Pour que la mesure soit plus facilement acceptée,
Villèle décide de séparer les aspects techniques et politiques de l'opération.
Dans un premier temps, il prévoit de faire voter le principe de l'indemnité
et les modalités de sa répartition. Après quoi, les Chambres ne pourront pas
s'opposer aux dispositions financières destinées à réunir les sommes nécessaires. En
février 1825, un premier décret porte sur le projet de loi créant, au profit
des anciens possesseurs des biens nationaux, trente millions de rente à 3% représentant
un capital nominal de un milliard de francs. La discussion est longue et orageuse.

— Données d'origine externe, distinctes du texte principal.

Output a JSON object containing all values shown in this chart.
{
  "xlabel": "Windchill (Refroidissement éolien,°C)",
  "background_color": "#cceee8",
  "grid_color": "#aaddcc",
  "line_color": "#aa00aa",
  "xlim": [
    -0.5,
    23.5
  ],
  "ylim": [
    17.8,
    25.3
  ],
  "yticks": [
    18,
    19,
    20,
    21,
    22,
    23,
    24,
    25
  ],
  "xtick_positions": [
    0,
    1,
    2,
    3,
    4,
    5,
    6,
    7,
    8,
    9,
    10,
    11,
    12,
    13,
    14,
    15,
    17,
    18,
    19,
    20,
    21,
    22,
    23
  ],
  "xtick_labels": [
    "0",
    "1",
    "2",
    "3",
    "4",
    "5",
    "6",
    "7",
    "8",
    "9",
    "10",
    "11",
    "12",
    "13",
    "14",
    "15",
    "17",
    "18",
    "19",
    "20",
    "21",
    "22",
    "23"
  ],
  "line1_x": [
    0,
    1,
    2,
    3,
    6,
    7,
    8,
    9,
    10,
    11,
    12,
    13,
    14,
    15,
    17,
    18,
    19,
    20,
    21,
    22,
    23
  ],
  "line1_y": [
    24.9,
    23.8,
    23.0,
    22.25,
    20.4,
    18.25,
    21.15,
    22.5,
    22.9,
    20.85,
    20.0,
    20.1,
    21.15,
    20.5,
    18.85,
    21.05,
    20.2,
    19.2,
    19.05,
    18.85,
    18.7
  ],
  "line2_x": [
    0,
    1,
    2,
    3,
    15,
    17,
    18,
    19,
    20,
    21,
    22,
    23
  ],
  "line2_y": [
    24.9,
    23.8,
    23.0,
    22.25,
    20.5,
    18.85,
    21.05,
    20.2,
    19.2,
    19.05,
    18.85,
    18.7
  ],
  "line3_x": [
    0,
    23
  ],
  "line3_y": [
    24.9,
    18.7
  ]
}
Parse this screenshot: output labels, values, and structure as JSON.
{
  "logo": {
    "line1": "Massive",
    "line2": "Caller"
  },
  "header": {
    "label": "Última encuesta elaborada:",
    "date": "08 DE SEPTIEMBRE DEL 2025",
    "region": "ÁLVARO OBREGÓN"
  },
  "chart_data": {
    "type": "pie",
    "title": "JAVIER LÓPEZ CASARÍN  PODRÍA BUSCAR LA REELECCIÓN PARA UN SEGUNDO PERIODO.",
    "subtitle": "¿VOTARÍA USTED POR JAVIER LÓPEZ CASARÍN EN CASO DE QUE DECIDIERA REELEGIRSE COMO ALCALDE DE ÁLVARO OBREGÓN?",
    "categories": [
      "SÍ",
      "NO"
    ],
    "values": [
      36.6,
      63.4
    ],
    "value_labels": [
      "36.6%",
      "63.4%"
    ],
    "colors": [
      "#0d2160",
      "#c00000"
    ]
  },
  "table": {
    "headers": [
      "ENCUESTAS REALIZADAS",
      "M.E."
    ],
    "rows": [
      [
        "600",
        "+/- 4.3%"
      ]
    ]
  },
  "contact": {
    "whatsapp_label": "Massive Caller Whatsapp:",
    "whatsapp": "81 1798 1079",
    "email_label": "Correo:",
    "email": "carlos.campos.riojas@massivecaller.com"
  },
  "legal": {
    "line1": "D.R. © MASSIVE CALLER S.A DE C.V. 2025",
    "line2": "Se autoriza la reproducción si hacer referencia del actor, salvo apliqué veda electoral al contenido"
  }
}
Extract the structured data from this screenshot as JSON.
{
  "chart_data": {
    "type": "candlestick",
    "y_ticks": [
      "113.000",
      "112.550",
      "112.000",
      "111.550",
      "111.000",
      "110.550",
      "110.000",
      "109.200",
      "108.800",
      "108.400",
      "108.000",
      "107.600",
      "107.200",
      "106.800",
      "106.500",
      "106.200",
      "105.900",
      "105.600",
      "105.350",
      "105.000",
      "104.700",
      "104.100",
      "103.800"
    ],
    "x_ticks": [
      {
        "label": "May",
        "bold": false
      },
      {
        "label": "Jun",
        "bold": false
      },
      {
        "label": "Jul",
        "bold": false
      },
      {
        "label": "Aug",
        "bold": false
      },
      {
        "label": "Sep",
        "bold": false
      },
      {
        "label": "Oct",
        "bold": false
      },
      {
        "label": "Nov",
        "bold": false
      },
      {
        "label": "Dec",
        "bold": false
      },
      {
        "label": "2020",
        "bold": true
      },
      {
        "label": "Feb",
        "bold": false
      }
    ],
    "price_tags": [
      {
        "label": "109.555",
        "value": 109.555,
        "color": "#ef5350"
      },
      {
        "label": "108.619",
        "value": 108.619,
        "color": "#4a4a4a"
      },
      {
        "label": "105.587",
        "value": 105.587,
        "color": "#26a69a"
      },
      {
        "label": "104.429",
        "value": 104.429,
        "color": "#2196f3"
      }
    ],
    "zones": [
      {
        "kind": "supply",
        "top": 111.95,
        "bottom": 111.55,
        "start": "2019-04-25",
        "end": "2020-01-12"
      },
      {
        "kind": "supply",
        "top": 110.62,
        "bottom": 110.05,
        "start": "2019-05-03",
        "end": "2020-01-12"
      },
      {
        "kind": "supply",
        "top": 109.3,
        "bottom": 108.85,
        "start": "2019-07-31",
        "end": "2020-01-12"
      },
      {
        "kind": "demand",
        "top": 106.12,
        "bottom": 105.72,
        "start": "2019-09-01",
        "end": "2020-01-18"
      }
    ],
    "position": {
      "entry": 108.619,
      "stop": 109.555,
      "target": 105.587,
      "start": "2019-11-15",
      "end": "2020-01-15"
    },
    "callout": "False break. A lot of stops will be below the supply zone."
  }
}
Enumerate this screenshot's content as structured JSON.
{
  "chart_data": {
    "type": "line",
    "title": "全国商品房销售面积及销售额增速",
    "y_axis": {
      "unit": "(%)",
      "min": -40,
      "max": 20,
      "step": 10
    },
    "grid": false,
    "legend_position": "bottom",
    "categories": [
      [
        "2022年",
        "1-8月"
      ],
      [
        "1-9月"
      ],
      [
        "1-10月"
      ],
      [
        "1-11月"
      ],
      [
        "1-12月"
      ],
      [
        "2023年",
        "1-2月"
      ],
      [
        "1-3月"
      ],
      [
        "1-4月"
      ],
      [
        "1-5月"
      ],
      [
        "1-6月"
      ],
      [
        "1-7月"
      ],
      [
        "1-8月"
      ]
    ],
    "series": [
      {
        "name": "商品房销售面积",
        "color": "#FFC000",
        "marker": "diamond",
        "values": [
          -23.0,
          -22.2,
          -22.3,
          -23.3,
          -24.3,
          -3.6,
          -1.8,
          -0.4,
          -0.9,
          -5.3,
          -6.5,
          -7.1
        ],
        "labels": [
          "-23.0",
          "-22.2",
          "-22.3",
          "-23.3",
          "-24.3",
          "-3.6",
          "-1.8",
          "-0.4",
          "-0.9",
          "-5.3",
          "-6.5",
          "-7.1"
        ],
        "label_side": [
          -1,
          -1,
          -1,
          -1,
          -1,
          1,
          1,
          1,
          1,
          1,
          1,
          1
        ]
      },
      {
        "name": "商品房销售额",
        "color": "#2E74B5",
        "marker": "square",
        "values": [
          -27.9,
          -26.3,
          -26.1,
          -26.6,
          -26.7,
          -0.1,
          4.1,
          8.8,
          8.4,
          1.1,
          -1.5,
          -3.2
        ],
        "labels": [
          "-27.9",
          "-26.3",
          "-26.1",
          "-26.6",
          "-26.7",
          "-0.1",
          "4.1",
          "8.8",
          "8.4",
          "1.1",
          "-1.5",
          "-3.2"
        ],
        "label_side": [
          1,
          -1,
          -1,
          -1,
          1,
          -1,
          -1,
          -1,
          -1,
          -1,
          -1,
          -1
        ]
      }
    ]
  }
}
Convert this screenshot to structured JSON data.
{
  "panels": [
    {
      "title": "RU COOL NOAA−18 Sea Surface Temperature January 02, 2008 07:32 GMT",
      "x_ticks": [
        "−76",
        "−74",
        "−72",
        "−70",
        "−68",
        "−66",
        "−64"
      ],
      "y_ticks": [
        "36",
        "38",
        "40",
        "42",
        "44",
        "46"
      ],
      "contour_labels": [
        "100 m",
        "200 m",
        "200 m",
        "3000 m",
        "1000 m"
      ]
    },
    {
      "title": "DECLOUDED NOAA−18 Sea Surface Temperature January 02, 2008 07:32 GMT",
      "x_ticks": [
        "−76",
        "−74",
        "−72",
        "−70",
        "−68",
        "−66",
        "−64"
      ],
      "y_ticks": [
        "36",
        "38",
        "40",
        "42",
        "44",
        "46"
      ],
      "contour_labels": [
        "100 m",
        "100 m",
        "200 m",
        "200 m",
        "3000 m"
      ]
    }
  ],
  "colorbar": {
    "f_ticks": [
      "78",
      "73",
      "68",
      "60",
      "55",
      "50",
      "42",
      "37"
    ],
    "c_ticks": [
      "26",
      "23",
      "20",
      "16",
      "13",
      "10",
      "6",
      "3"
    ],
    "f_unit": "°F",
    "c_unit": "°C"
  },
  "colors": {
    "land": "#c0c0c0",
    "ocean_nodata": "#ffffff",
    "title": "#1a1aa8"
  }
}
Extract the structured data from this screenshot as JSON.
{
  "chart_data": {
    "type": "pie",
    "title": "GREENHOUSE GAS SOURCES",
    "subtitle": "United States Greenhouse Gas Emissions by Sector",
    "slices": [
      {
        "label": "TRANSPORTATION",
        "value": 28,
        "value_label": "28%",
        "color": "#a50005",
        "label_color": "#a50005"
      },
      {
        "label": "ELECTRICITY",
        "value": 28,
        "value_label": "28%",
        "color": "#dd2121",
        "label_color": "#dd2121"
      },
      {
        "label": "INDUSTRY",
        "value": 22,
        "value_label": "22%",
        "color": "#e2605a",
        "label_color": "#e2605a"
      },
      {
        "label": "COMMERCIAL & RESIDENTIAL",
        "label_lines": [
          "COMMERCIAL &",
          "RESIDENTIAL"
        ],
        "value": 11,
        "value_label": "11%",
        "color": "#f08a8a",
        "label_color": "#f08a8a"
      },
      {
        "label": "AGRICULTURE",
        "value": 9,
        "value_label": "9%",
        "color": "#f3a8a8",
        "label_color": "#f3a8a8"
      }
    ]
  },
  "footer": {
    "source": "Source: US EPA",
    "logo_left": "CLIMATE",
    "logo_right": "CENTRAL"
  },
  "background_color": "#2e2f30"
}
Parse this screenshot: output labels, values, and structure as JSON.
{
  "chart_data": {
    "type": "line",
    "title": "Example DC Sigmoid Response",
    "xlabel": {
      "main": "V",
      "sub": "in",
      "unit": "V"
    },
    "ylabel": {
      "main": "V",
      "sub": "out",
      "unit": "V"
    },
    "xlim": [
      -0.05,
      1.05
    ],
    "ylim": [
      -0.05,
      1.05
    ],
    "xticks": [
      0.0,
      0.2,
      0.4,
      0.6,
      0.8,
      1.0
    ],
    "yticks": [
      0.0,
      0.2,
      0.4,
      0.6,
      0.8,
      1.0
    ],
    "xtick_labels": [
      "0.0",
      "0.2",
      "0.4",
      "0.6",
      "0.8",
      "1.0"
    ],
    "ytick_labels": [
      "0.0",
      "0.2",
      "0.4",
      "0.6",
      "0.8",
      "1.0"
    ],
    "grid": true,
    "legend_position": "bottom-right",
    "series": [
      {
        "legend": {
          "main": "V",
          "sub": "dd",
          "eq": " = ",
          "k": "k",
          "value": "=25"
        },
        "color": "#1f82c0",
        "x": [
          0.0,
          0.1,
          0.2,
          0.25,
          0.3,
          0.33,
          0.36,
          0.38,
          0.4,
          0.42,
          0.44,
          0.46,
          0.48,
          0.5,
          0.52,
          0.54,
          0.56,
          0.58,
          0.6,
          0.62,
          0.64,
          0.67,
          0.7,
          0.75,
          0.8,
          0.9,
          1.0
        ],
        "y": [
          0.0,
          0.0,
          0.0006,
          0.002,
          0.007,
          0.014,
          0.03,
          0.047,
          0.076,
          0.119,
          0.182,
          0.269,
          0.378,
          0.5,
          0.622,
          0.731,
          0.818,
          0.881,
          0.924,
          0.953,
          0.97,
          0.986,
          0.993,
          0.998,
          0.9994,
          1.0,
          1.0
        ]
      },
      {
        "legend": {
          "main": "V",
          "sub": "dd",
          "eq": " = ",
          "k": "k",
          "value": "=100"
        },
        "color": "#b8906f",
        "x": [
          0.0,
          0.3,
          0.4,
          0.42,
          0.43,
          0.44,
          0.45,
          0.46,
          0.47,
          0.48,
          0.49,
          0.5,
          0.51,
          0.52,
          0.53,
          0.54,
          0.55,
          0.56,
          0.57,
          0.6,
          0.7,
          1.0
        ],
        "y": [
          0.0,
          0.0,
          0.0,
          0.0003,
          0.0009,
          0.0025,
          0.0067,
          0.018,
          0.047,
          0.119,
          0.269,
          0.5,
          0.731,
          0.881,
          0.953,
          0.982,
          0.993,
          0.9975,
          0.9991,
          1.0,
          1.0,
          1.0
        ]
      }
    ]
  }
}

Un vive polémique s'engage dans tout le pays, alimentée par la presse et des
quantités de brochures. L'opinion s'émeut que le Trésor public soit amputé "au
détriment de 29 millions de Français pour le profit de 50 000 personnes".
Tandis que partisans de la Révolution et défenseurs de l'émigration s'affrontent,
des passions que l'on se proposait d'éteindre se réveillent! Certains ultras
contestent la valeur de l'article 9 de la Charte, concernant l'irrévocabilité
des biens nationaux. La gauche s'efforce de discréditer le projet en soulignant
que trop de députés sont personnellement intéressés à son adoption! Oubliant
que beaucoup n'ont quitté le pays que pour sauver leur tête, elle flétrit toute
l'émigration comme un crime, prétendant que la confiscation a été une juste
punition et que l'on ne doit rien à ces mauvais Français.
Cependant, le 27 avril 1825, la loi, légèrement amendée
par la Chambre des Pairs, est adoptée par la Chambre des députés, par 221 voix
contre 130. Reste à trouver les moyens financiers qui permettront d'indemniser
les émigrés. La moitié de la somme est fournie par la caisse d'amortissement,
l'autre moitié par la plus-value escomptée des rentrées budgétaires, en particulier
par la taxe sur les transactions. S'y ajoute une conversion des rentes sur la
dette publique de 5% en 4,5%. En fin de compte, la France ne déboursera pas
le fameux "milliard des émigrés", mais un capital de 630 millions
de francs. Le pays est prospère, et le Trésor peut aisément supporter cet alourdissement
de la dette publique. Cependant, l'indemnisation ne permet pas aux émigrés
de retrouver leur fortune territoriale. En tenant compte du jeu des successions,
les ayants droits sont environ 70 000 et le dédommagement obtenu par chacun
d'eux est en moyenne de 1 377 francs de rente, 45 000 en capital nominal. Pour
la plupart, l'indemnité réelle est très inférieure à cette moyenne du fait de
quelques grosses liquidations, comme celle du duc d'Orléans. Mais l'objectif
essentiel est atteint : après 1825, il n'y a plus deux catégories de propriétés
et deux catégories de propriétaires. Plus aucun obstacle matériel ne s'oppose
à une véritable réconciliation nationale. Mais les passions ne sont pas éteintes
pour autant. De ce point de vue, la loi a momentanément élargi le fossé entre
les Français qui ont profité de la Révolution et ceux qui en ont souffert.